• Julian Philips
  • The Country of Larks (2021)

  • Peters Edition Limited (World)
  • T + hn/pf
  • Tenor
  • 10 min
  • Robert Louis Stevenson
  • English

Programme Note

The Country of Larks (2021)
for tenor, horn & piano
Text: drawn from Robert Louis Stevenson's essay An Autumn Effect (1875)
 

Conceived for the same forces as Schubert's Auf dem Strom (D943), The Country of Larks is a miniature cantata for tenor, horn and piano, that investigates an epiphanous moment of connection with nature.

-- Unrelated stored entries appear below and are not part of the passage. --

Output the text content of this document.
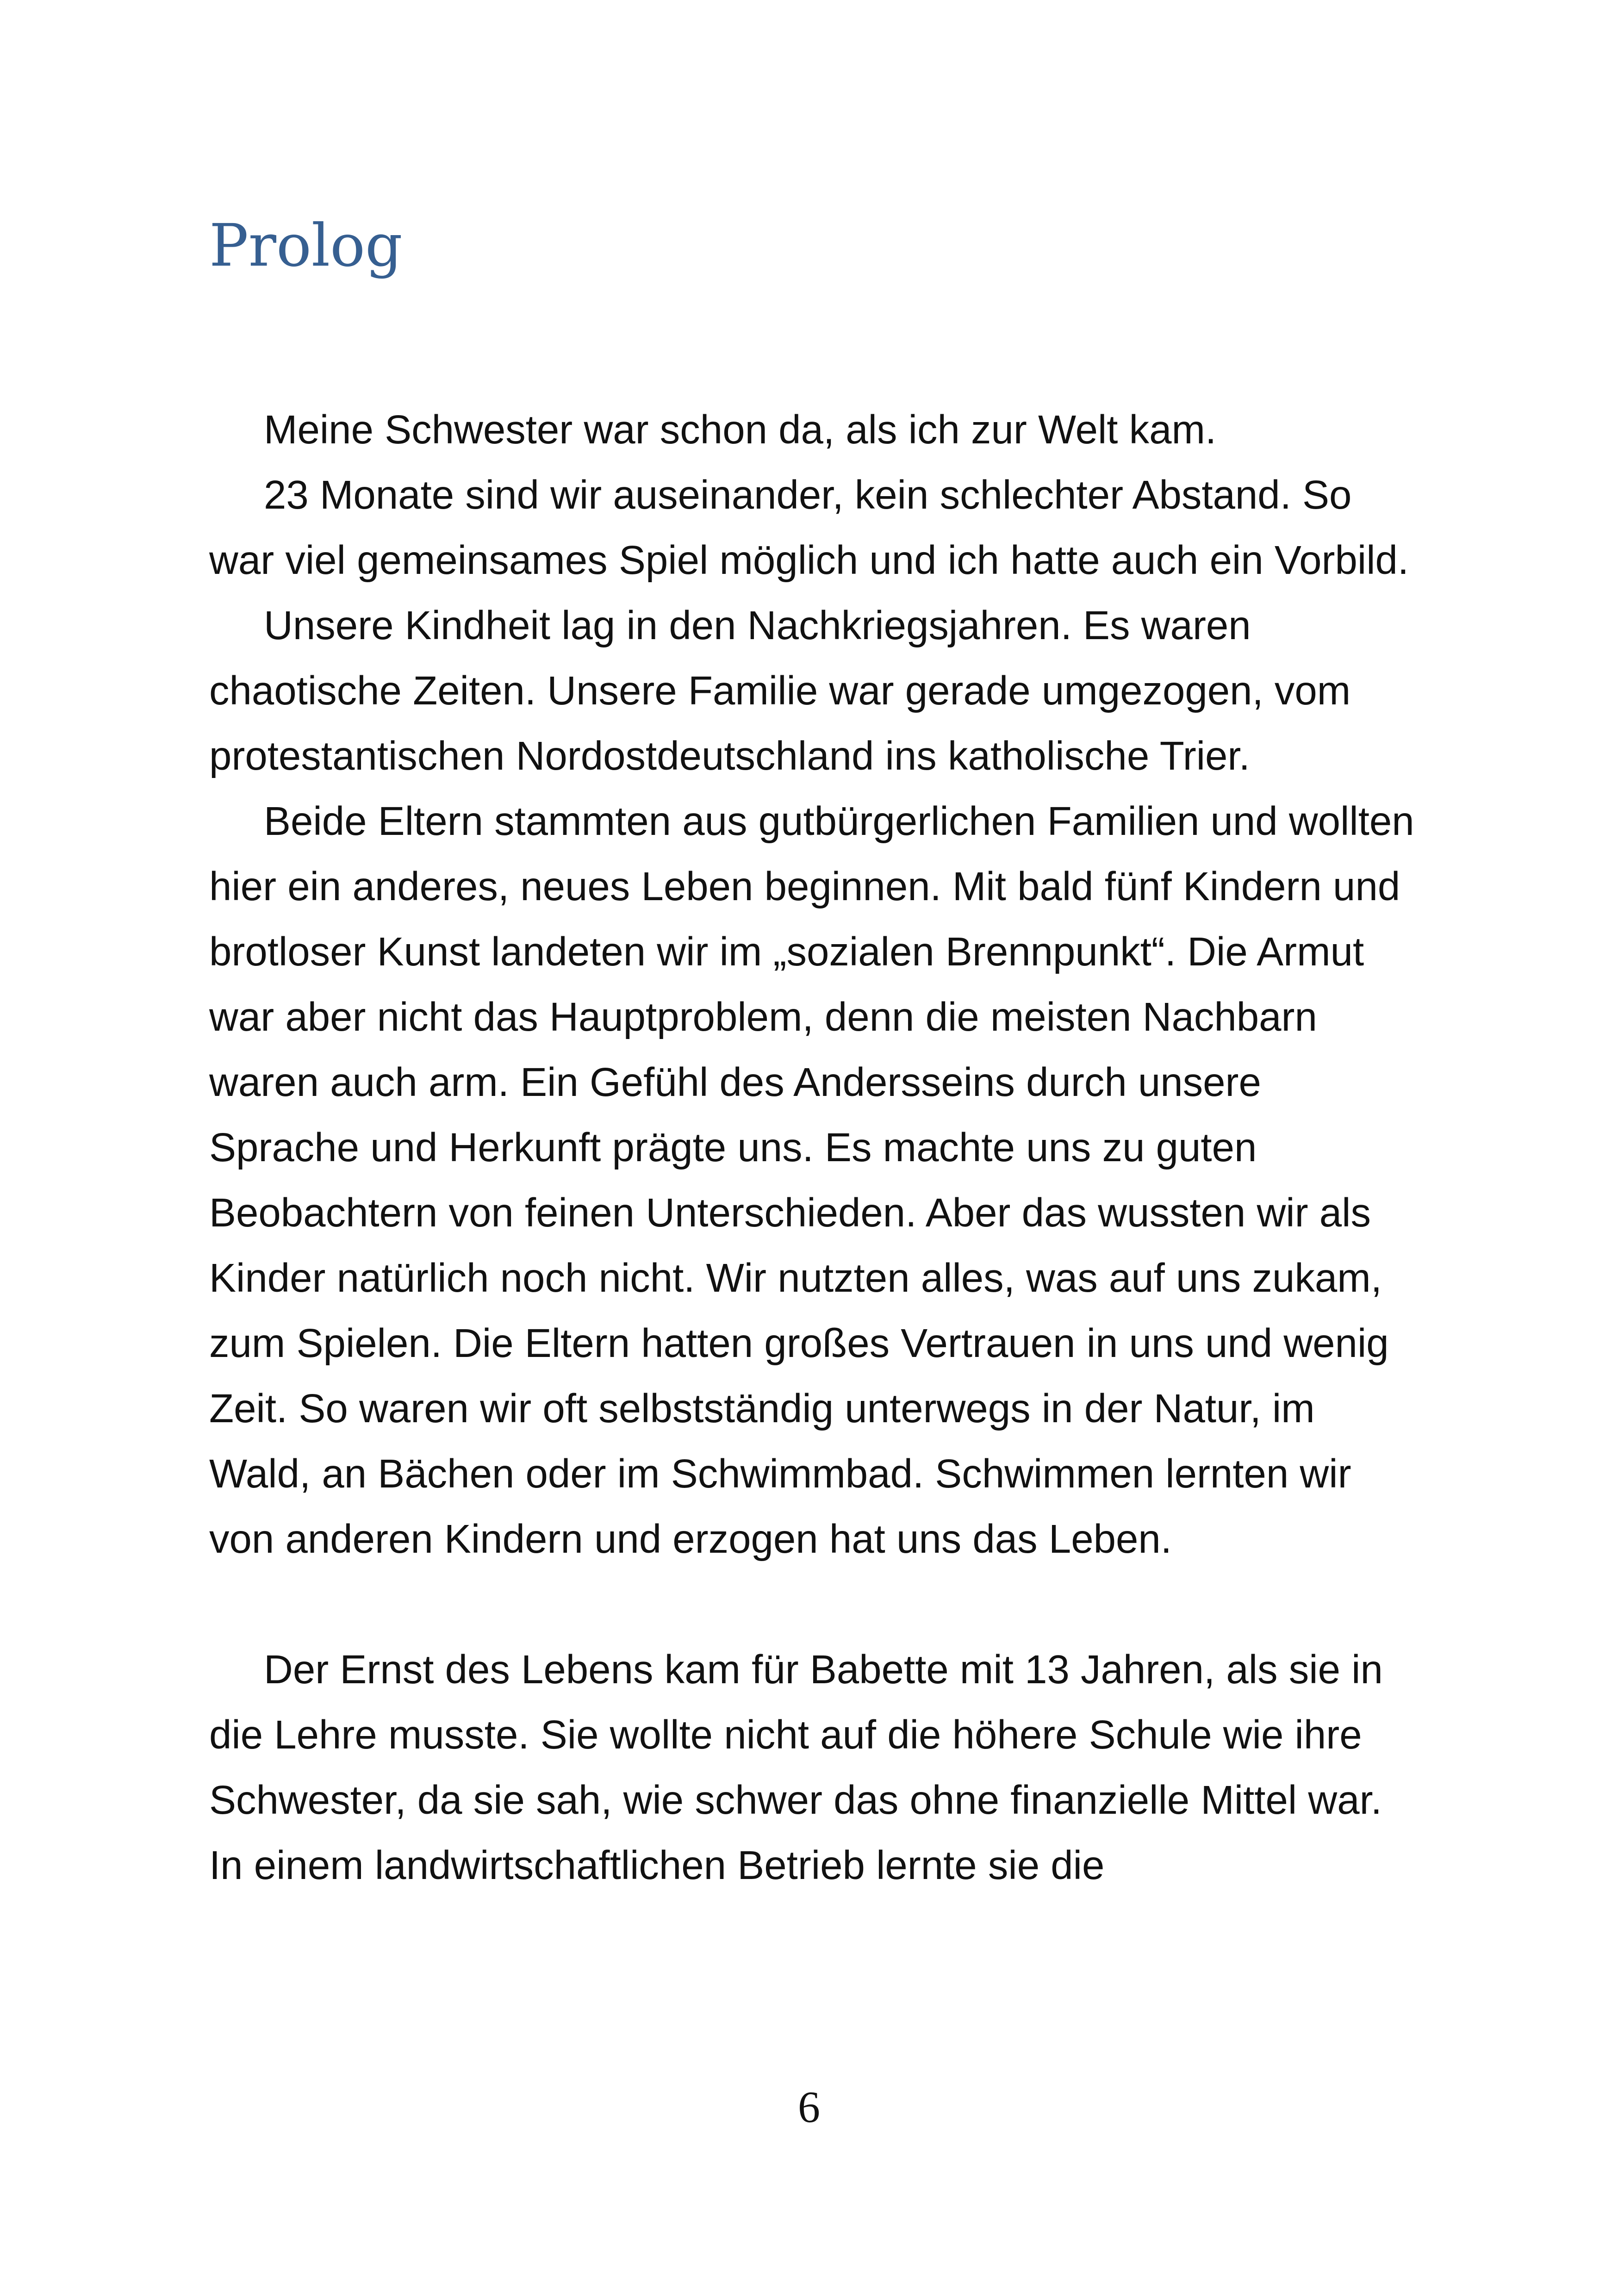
Prolog

Meine Schwester war schon da, als ich zur Welt kam.

23 Monate sind wir auseinander, kein schlechter Abstand. So war viel gemeinsames Spiel möglich und ich hatte auch ein Vorbild.

Unsere Kindheit lag in den Nachkriegsjahren. Es waren chaotische Zeiten. Unsere Familie war gerade umgezogen, vom protestantischen Nordostdeutschland ins katholische Trier.

Beide Eltern stammten aus gutbürgerlichen Familien und wollten hier ein anderes, neues Leben beginnen. Mit bald fünf Kindern und brotloser Kunst landeten wir im „sozialen Brennpunkt“. Die Armut war aber nicht das Hauptproblem, denn die meisten Nachbarn waren auch arm. Ein Gefühl des Andersseins durch unsere Sprache und Herkunft prägte uns. Es machte uns zu guten Beobachtern von feinen Unterschieden. Aber das wussten wir als Kinder natürlich noch nicht. Wir nutzten alles, was auf uns zukam, zum Spielen. Die Eltern hatten großes Vertrauen in uns und wenig Zeit. So waren wir oft selbstständig unterwegs in der Natur, im Wald, an Bächen oder im Schwimmbad. Schwimmen lernten wir von anderen Kindern und erzogen hat uns das Leben.

Der Ernst des Lebens kam für Babette mit 13 Jahren, als sie in die Lehre musste. Sie wollte nicht auf die höhere Schule wie ihre Schwester, da sie sah, wie schwer das ohne finanzielle Mittel war. In einem landwirtschaftlichen Betrieb lernte sie die

6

The text was extracted and reassembled from Robert Louis Stevenson's An Autumn Effect, an 1875 essay that describes an autumnal hike through the Chilterns, philosophical, comical and poignant by turns. 

Stevenson's narrative framework is fileted into a short sequence of short recitative and arioso sections, culminating in an extended musical response to his fascination for the larks that hovered above so much of his Chilterns' walk. In this final Lark Song section, the tenor line broadens out, the horn evokes familiar bucolic resonances, while the right hand of the piano is a direct transcription of a field recording of a lark, left hovering in the air at the close of the piece. 

Looking back on Stevenson in 1875, there's almost a prelapsarian innocence to his wonder at the larks' singing. The Lark is currently on the RSPB's red list, with UK lark populations falling by well over 50% in the last 25 years. Uncannily, Stevenson's Chilterns walk also almost directly shadows the route of HS2. Though neither of these contexts is explicitly stated in The Country of Larks, they profoundly informed the work's genesis. 

The Country of Larks was commissioned by the 2021 Oxford Lieder Festival, on the occasion of its twentieth anniversary.